Well, it’s struck again, the dreaded apathy.

It’s interesting, as I look back through my med school career. At first I remember being totally excited to learn, to understand, to really study our coursework. Anatomy, neurology, physiology… that was the stuff I loved in college, and being able to study it and apply it to other people? What an honor, what a privilege!

The grind slowly caught up with me. I studied too much, took the “work hard, play hard” mantra too much to heart. I would sit on the couch with a beer, a sleeping pill, the TV blaring, and my computer fired up simultaneously just to relax. I started making jokes that I used coffee as an upper in the morning and beer as a downer at night… but I wasn’t joking.

I finished Boards - god knows how - and thought to myself finally the long hours, the stress, the constant feeling that I should be doing something productive would stop.

3rd year rolls around and you realize that for all the studying you may have done during years 1 and 2, you still don’t know shit. Attendings pimp you on arcane knowledge from their specialty they’ve been practicing for 40 years and are shocked when you don’t know it. End-of-rotation exams are brutally hard and require you to diagnose, treat, and manage 100 patients in about 120 minutes.

On top of it all is the knowledge that everyone you work with… interns, residents, attendings… are all going to grade you subjectively on how well they thought you did. So you put on your smiley face, pretend like ophthalmology is the most awesome field EVER and go to work every morning, starting on average at 6AM and finishing around 5PM.

It is brutal, and exhausting, and sometimes honestly I wonder if it wasn’t a huge mistake to go to medical school. I’m not asking for sympathy here, by the way, but instead hoping that some of you nod to yourselves while reading this and go “yeah, I know where he’s coming from. I’ve thought the same thing to myself from time to time”.

Listen, sometimes you get that patient who comes along and just makes it all worthwhile. But sometimes you punish your body, mind, and soul for some asshole who treats you like crap and expects you to FIX EVERYTHING WRONG WITH ME even though he’s not fixable.

I’m a person too, folks. I like sleep, and food, and friends, and family. I’ve lost a lot of that these past 3 years… and sometimes the field of medicine just isn’t rewarding enough to make the sacrifice worthwhile.
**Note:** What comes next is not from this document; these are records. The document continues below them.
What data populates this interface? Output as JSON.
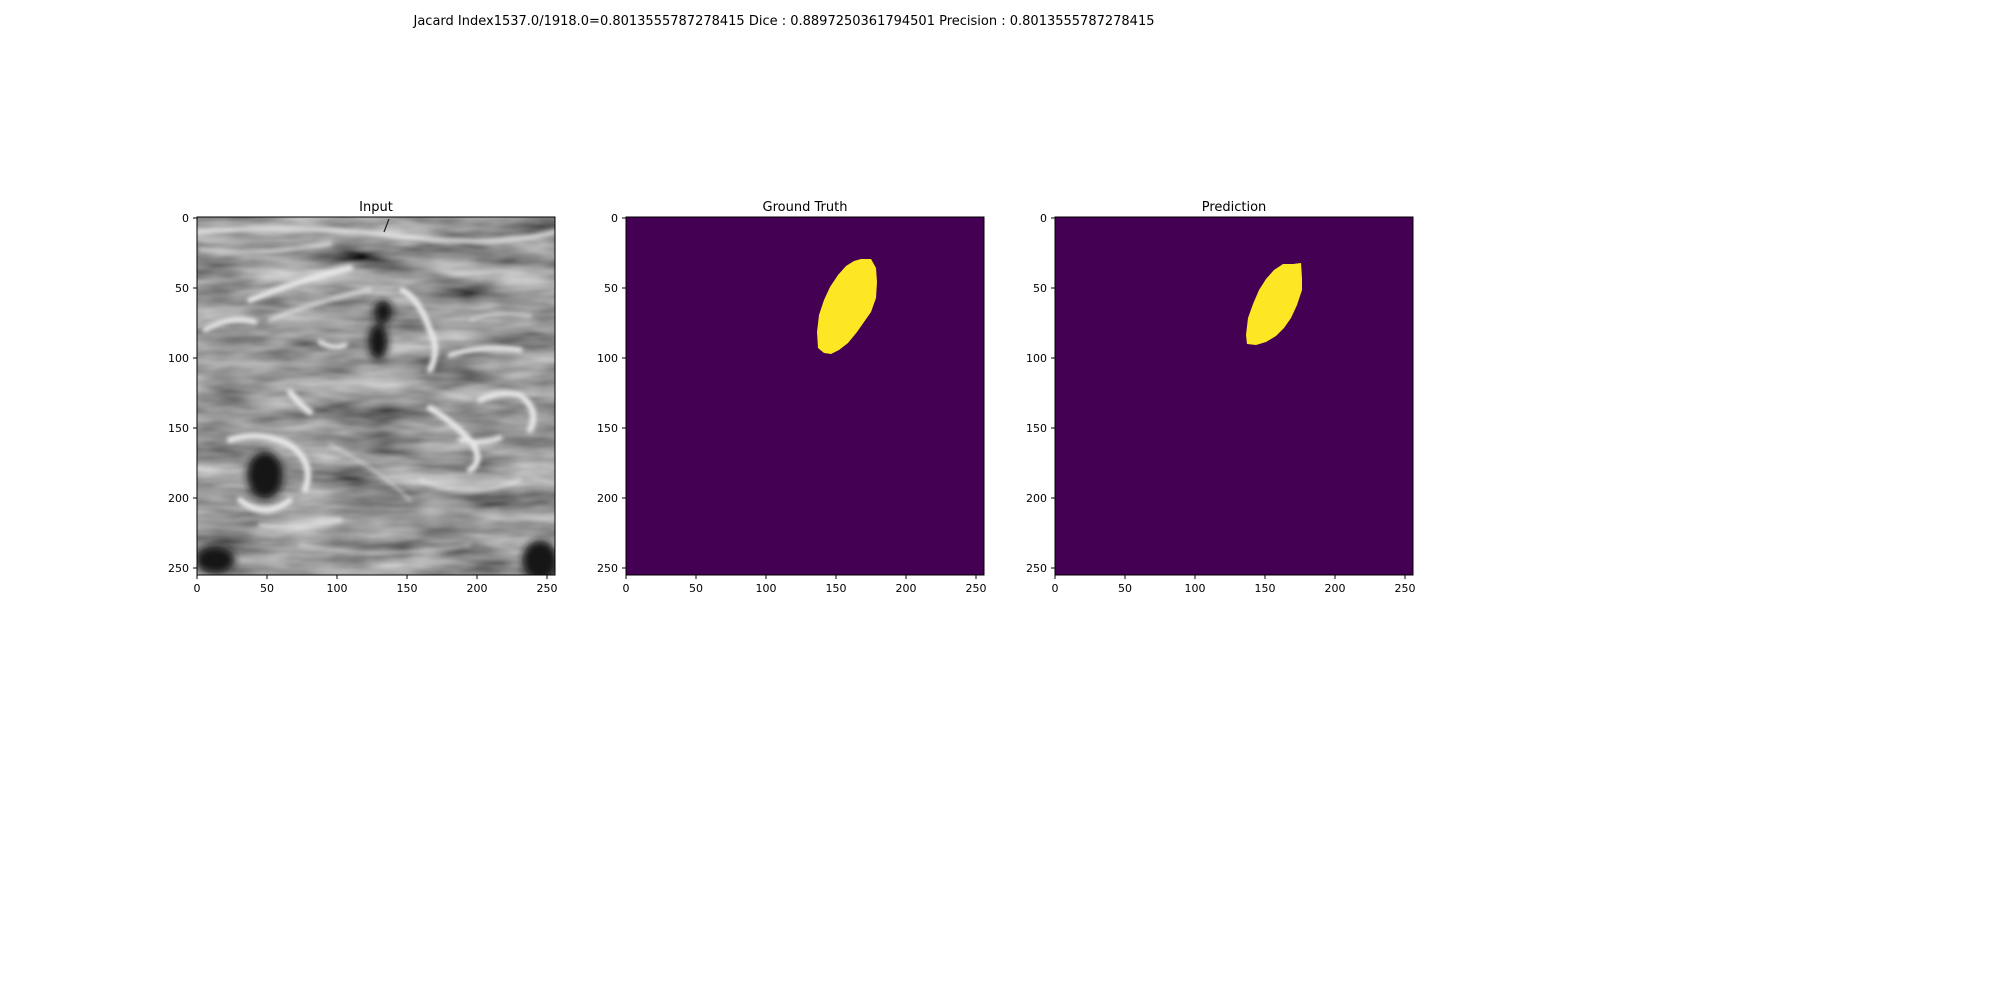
{
  "suptitle": "Jacard Index1537.0/1918.0=0.8013555787278415 Dice : 0.8897250361794501 Precision : 0.8013555787278415",
  "colors": {
    "background": "#ffffff",
    "mask_background": "#440154",
    "mask_foreground": "#fde725"
  },
  "panels": [
    {
      "title": "Input",
      "kind": "grayscale-ultrasound",
      "x_ticks": [
        "0",
        "50",
        "100",
        "150",
        "200",
        "250"
      ],
      "y_ticks": [
        "0",
        "50",
        "100",
        "150",
        "200",
        "250"
      ]
    },
    {
      "title": "Ground Truth",
      "kind": "binary-mask",
      "x_ticks": [
        "0",
        "50",
        "100",
        "150",
        "200",
        "250"
      ],
      "y_ticks": [
        "0",
        "50",
        "100",
        "150",
        "200",
        "250"
      ]
    },
    {
      "title": "Prediction",
      "kind": "binary-mask",
      "x_ticks": [
        "0",
        "50",
        "100",
        "150",
        "200",
        "250"
      ],
      "y_ticks": [
        "0",
        "50",
        "100",
        "150",
        "200",
        "250"
      ]
    }
  ]
}
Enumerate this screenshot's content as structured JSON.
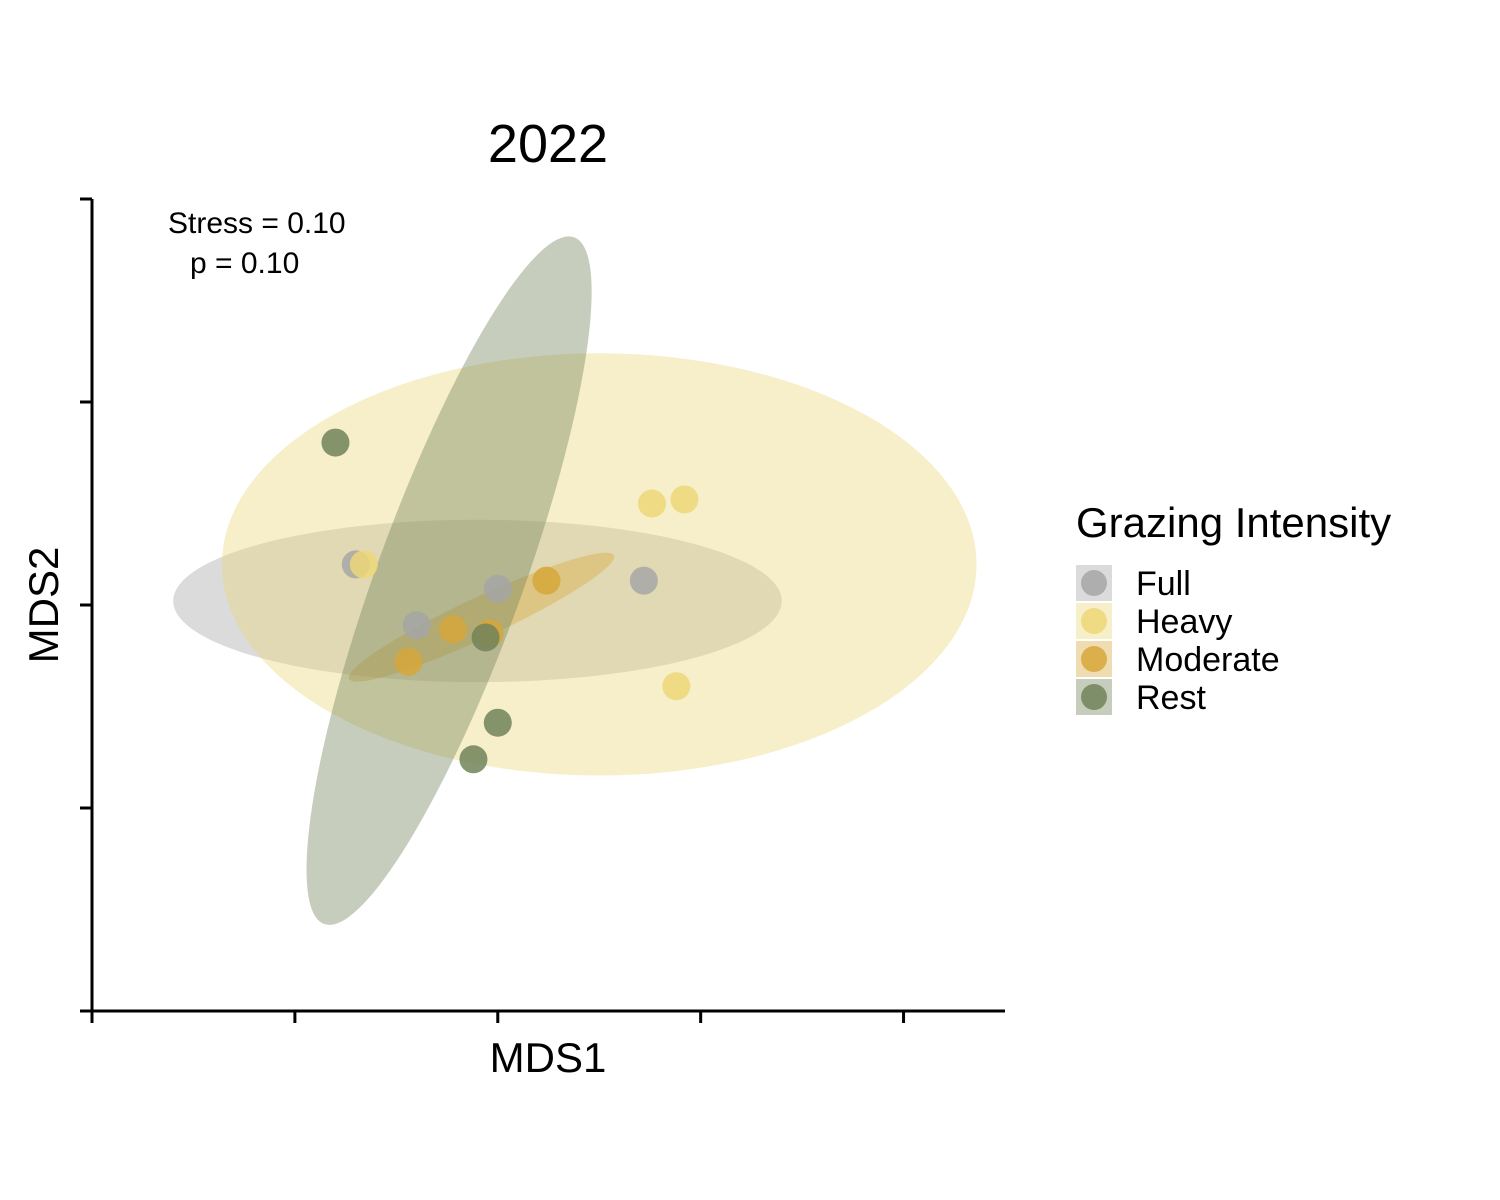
{
  "chart_data": {
    "type": "scatter",
    "title": "2022",
    "xlabel": "MDS1",
    "ylabel": "MDS2",
    "annotations": [
      "Stress = 0.10",
      "p = 0.10"
    ],
    "xlim": [
      -1.0,
      1.25
    ],
    "ylim": [
      -1.0,
      1.0
    ],
    "tick_labels_shown": false,
    "grid": false,
    "legend": {
      "title": "Grazing Intensity",
      "position": "right"
    },
    "series": [
      {
        "name": "Full",
        "color": "#a6a6a6",
        "points": [
          [
            -0.35,
            0.1
          ],
          [
            -0.2,
            -0.05
          ],
          [
            0.0,
            0.04
          ],
          [
            0.36,
            0.06
          ]
        ],
        "ellipse": {
          "cx": -0.05,
          "cy": 0.01,
          "rx": 0.75,
          "ry": 0.2,
          "angle_deg": 0
        }
      },
      {
        "name": "Heavy",
        "color": "#ecd778",
        "points": [
          [
            -0.33,
            0.1
          ],
          [
            0.38,
            0.25
          ],
          [
            0.46,
            0.26
          ],
          [
            0.44,
            -0.2
          ]
        ],
        "ellipse": {
          "cx": 0.25,
          "cy": 0.1,
          "rx": 0.93,
          "ry": 0.52,
          "angle_deg": 0
        }
      },
      {
        "name": "Moderate",
        "color": "#d6a73b",
        "points": [
          [
            -0.11,
            -0.06
          ],
          [
            -0.22,
            -0.14
          ],
          [
            0.12,
            0.06
          ],
          [
            -0.02,
            -0.07
          ]
        ],
        "ellipse": {
          "cx": -0.04,
          "cy": -0.03,
          "rx": 0.36,
          "ry": 0.05,
          "angle_deg": -25
        }
      },
      {
        "name": "Rest",
        "color": "#718259",
        "points": [
          [
            -0.4,
            0.4
          ],
          [
            0.0,
            -0.29
          ],
          [
            -0.06,
            -0.38
          ],
          [
            -0.03,
            -0.08
          ]
        ],
        "ellipse": {
          "cx": -0.12,
          "cy": 0.06,
          "rx": 0.18,
          "ry": 0.9,
          "angle_deg": 20
        }
      }
    ]
  }
}
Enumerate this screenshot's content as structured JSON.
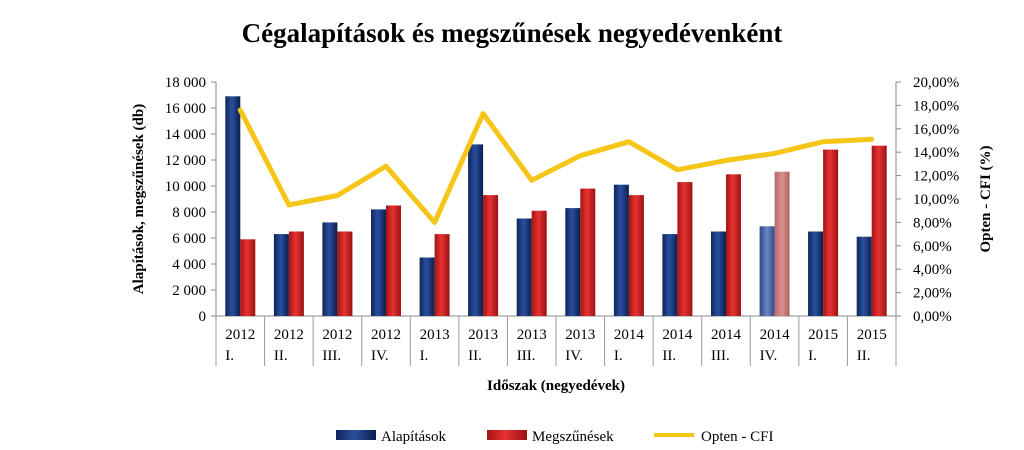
{
  "chart_data": {
    "type": "bar",
    "title": "Cégalapítások és megszűnések negyedévenként",
    "xlabel": "Időszak (negyedévek)",
    "ylabel": "Alapítások, megszűnések (db)",
    "y2label": "Opten - CFI (%)",
    "ylim": [
      0,
      18000
    ],
    "y2lim": [
      0,
      20
    ],
    "yticks": [
      "0",
      "2 000",
      "4 000",
      "6 000",
      "8 000",
      "10 000",
      "12 000",
      "14 000",
      "16 000",
      "18 000"
    ],
    "y2ticks": [
      "0,00%",
      "2,00%",
      "4,00%",
      "6,00%",
      "8,00%",
      "10,00%",
      "12,00%",
      "14,00%",
      "16,00%",
      "18,00%",
      "20,00%"
    ],
    "categories": [
      [
        "2012",
        "I."
      ],
      [
        "2012",
        "II."
      ],
      [
        "2012",
        "III."
      ],
      [
        "2012",
        "IV."
      ],
      [
        "2013",
        "I."
      ],
      [
        "2013",
        "II."
      ],
      [
        "2013",
        "III."
      ],
      [
        "2013",
        "IV."
      ],
      [
        "2014",
        "I."
      ],
      [
        "2014",
        "II."
      ],
      [
        "2014",
        "III."
      ],
      [
        "2014",
        "IV."
      ],
      [
        "2015",
        "I."
      ],
      [
        "2015",
        "II."
      ]
    ],
    "series": [
      {
        "name": "Alapítások",
        "type": "bar",
        "axis": "left",
        "color": "#1f3a7a",
        "values": [
          16900,
          6300,
          7200,
          8200,
          4500,
          13200,
          7500,
          8300,
          10100,
          6300,
          6500,
          6900,
          6500,
          6100
        ]
      },
      {
        "name": "Megszűnések",
        "type": "bar",
        "axis": "left",
        "color": "#cc1f1f",
        "values": [
          5900,
          6500,
          6500,
          8500,
          6300,
          9300,
          8100,
          9800,
          9300,
          10300,
          10900,
          11100,
          12800,
          13100
        ]
      },
      {
        "name": "Opten - CFI",
        "type": "line",
        "axis": "right",
        "color": "#f5c518",
        "values": [
          17.6,
          9.5,
          10.3,
          12.8,
          8.0,
          17.3,
          11.6,
          13.7,
          14.9,
          12.5,
          13.3,
          13.9,
          14.9,
          15.1
        ]
      }
    ],
    "highlight_category_index": 11,
    "grid": false,
    "legend_position": "bottom"
  }
}
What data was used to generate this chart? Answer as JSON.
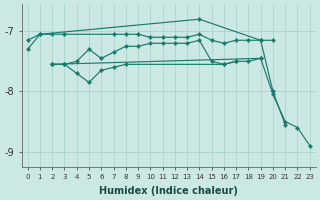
{
  "xlabel": "Humidex (Indice chaleur)",
  "bg_color": "#cce8e4",
  "grid_color": "#aad4cc",
  "line_color": "#1a7a6e",
  "ylim": [
    -9.25,
    -6.55
  ],
  "xlim": [
    -0.5,
    23.5
  ],
  "yticks": [
    -9,
    -8,
    -7
  ],
  "xticks": [
    0,
    1,
    2,
    3,
    4,
    5,
    6,
    7,
    8,
    9,
    10,
    11,
    12,
    13,
    14,
    15,
    16,
    17,
    18,
    19,
    20,
    21,
    22,
    23
  ],
  "series": [
    [
      [
        -7.15,
        0
      ],
      [
        -7.05,
        1
      ],
      [
        -7.05,
        2
      ],
      [
        -7.05,
        3
      ],
      [
        -7.05,
        7
      ],
      [
        -7.05,
        8
      ],
      [
        -7.05,
        9
      ],
      [
        -7.1,
        10
      ],
      [
        -7.1,
        11
      ],
      [
        -7.1,
        12
      ],
      [
        -7.1,
        13
      ],
      [
        -7.05,
        14
      ],
      [
        -7.15,
        15
      ],
      [
        -7.2,
        16
      ],
      [
        -7.15,
        17
      ],
      [
        -7.15,
        18
      ],
      [
        -7.15,
        19
      ],
      [
        -7.15,
        20
      ]
    ],
    [
      [
        -7.3,
        0
      ],
      [
        -7.05,
        1
      ],
      [
        -6.8,
        14
      ],
      [
        -7.15,
        19
      ],
      [
        -8.0,
        20
      ],
      [
        -8.55,
        21
      ]
    ],
    [
      [
        -7.55,
        2
      ],
      [
        -7.55,
        3
      ],
      [
        -7.7,
        4
      ],
      [
        -7.85,
        5
      ],
      [
        -7.65,
        6
      ],
      [
        -7.6,
        7
      ],
      [
        -7.55,
        8
      ],
      [
        -7.55,
        16
      ],
      [
        -7.5,
        17
      ]
    ],
    [
      [
        -7.55,
        2
      ],
      [
        -7.55,
        3
      ],
      [
        -7.5,
        4
      ],
      [
        -7.3,
        5
      ],
      [
        -7.45,
        6
      ],
      [
        -7.35,
        7
      ],
      [
        -7.25,
        8
      ],
      [
        -7.25,
        9
      ],
      [
        -7.2,
        10
      ],
      [
        -7.2,
        11
      ],
      [
        -7.2,
        12
      ],
      [
        -7.2,
        13
      ],
      [
        -7.15,
        14
      ],
      [
        -7.5,
        15
      ],
      [
        -7.55,
        16
      ],
      [
        -7.5,
        17
      ],
      [
        -7.5,
        18
      ],
      [
        -7.45,
        19
      ]
    ],
    [
      [
        -7.55,
        2
      ],
      [
        -7.45,
        19
      ],
      [
        -8.05,
        20
      ],
      [
        -8.5,
        21
      ],
      [
        -8.6,
        22
      ],
      [
        -8.9,
        23
      ]
    ]
  ]
}
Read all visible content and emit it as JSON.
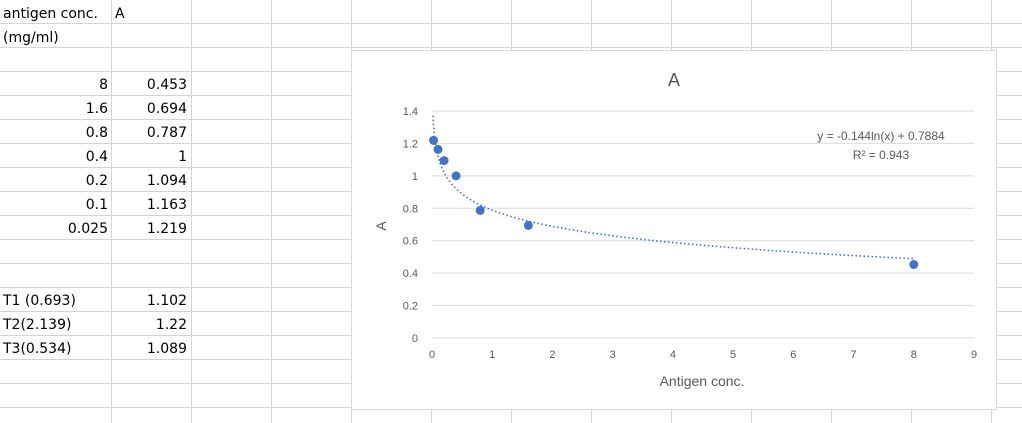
{
  "sheet": {
    "header_a": "antigen conc.",
    "header_a2": "(mg/ml)",
    "header_b": "A",
    "rows": [
      {
        "conc": "8",
        "a": "0.453"
      },
      {
        "conc": "1.6",
        "a": "0.694"
      },
      {
        "conc": "0.8",
        "a": "0.787"
      },
      {
        "conc": "0.4",
        "a": "1"
      },
      {
        "conc": "0.2",
        "a": "1.094"
      },
      {
        "conc": "0.1",
        "a": "1.163"
      },
      {
        "conc": "0.025",
        "a": "1.219"
      }
    ],
    "tests": [
      {
        "label": "T1 (0.693)",
        "a": "1.102"
      },
      {
        "label": "T2(2.139)",
        "a": "1.22"
      },
      {
        "label": "T3(0.534)",
        "a": "1.089"
      }
    ]
  },
  "chart_data": {
    "type": "scatter",
    "title": "A",
    "xlabel": "Antigen conc.",
    "ylabel": "A",
    "xlim": [
      0,
      9
    ],
    "ylim": [
      0,
      1.4
    ],
    "xticks": [
      "0",
      "1",
      "2",
      "3",
      "4",
      "5",
      "6",
      "7",
      "8",
      "9"
    ],
    "yticks": [
      "0",
      "0.2",
      "0.4",
      "0.6",
      "0.8",
      "1",
      "1.2",
      "1.4"
    ],
    "grid": true,
    "points": [
      {
        "x": 8,
        "y": 0.453
      },
      {
        "x": 1.6,
        "y": 0.694
      },
      {
        "x": 0.8,
        "y": 0.787
      },
      {
        "x": 0.4,
        "y": 1
      },
      {
        "x": 0.2,
        "y": 1.094
      },
      {
        "x": 0.1,
        "y": 1.163
      },
      {
        "x": 0.025,
        "y": 1.219
      }
    ],
    "trendline": {
      "type": "log",
      "a": -0.144,
      "b": 0.7884
    },
    "equation": "y = -0.144ln(x) + 0.7884",
    "r_squared": "R² = 0.943",
    "colors": {
      "marker": "#4472c4",
      "trendline": "#4472c4",
      "grid": "#d9d9d9",
      "text": "#595959"
    }
  }
}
I suppose the reason I write this now is that I have really, really been enjoying internal medicine- I like the diagnosis, the management, the primary care aspect. But I see my interns and residents getting no sleep every 5th day (and if you aren’t a meddie, imagine that for just one second. No sleep every 5th day for the next 4 years of your life… plus little sleep the rest of the time) and frankly, I don’t know if I want to do it.

So, here I am again, thinking about the decision between doing what I love and doing something where the lifestyle doesn’t suck. There’s a damn good reason people go into pathology, anesthesia, radiology, and dermatology. You work real people hours, and you get paid a decent salary.

After all this time and energy, don’t you think we deserve that?